James Kwak of the Baseline Scenario, software entrepreneur and, these days, economist:
Vlingo’s founder since decided to quit the voice recognition field—his area of scientific expertise [of 30 years!]—because of the legal landscape. I would have serious second thoughts about starting another software company today, given what I know about software patents.



5 Comments

Hey. Wonder if drone-programmers give a shit.
Oh, interesting. “Apple sues drone manufacturers…”
Universal voice recognition has been in the hands of NSA since the 1980′s (worked on a computer they were going to do it with in the mid 80′s). Apple was still building Apple IIs in a garage.
Another place I worked announced that they were going to create it, only to shut down the project a month later with no explanation.
How the hell did a private company wind up with the “patent” on this technology? Whom in the Government did they pay off to get to pretend they invented it?
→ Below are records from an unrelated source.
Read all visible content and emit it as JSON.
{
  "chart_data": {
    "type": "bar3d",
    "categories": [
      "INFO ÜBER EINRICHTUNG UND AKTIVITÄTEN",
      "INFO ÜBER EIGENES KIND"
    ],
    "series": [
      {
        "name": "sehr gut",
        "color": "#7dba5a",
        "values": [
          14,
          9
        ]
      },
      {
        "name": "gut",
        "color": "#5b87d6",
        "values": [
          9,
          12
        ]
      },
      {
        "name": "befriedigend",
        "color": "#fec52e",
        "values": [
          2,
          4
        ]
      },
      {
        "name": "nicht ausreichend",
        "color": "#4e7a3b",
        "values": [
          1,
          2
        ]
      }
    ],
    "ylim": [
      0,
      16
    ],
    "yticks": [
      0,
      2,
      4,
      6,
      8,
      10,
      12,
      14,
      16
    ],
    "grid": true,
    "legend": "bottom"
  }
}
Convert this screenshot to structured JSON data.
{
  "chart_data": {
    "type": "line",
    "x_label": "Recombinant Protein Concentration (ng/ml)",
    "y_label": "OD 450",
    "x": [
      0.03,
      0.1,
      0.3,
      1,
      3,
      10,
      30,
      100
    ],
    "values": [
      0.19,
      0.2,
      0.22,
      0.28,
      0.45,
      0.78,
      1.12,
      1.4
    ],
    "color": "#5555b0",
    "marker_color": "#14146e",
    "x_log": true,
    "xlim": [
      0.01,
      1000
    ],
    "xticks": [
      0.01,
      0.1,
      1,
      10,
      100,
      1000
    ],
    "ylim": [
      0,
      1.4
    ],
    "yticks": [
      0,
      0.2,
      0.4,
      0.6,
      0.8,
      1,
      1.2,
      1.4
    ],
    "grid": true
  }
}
Two corporations on the list in the article are the ones who started this nightmare with the lawsuit Apple vs Microsoft, over Windows, charging patent infringement by Microsoft on Apple’s software. The judge ruled that software, being a written entity, was covered by copyright, not patent, and that ideas aren’t patentable. Microsoft won.
Since that lawsuit, Microsoft had been overactive in lobbying for changes in the law to invent the thing called “intellectual property” and otherwise protect itself from predatory practices similar to what it had visited on Apple via Bill Gates being an Apple contractor to develop things like Excel. He had an inside track as a contractor to the Apple operating system source code and exploited it to come up with Windows.
Computers have been suffering from this bad judgement on the part of the judge ever since.
I didn’t realize James Kwak was once involved with software development. Now I like him even better.
Yeah. Software patents. Totally screwed up. But, amazingly, not nearly as screwed up as patents on design.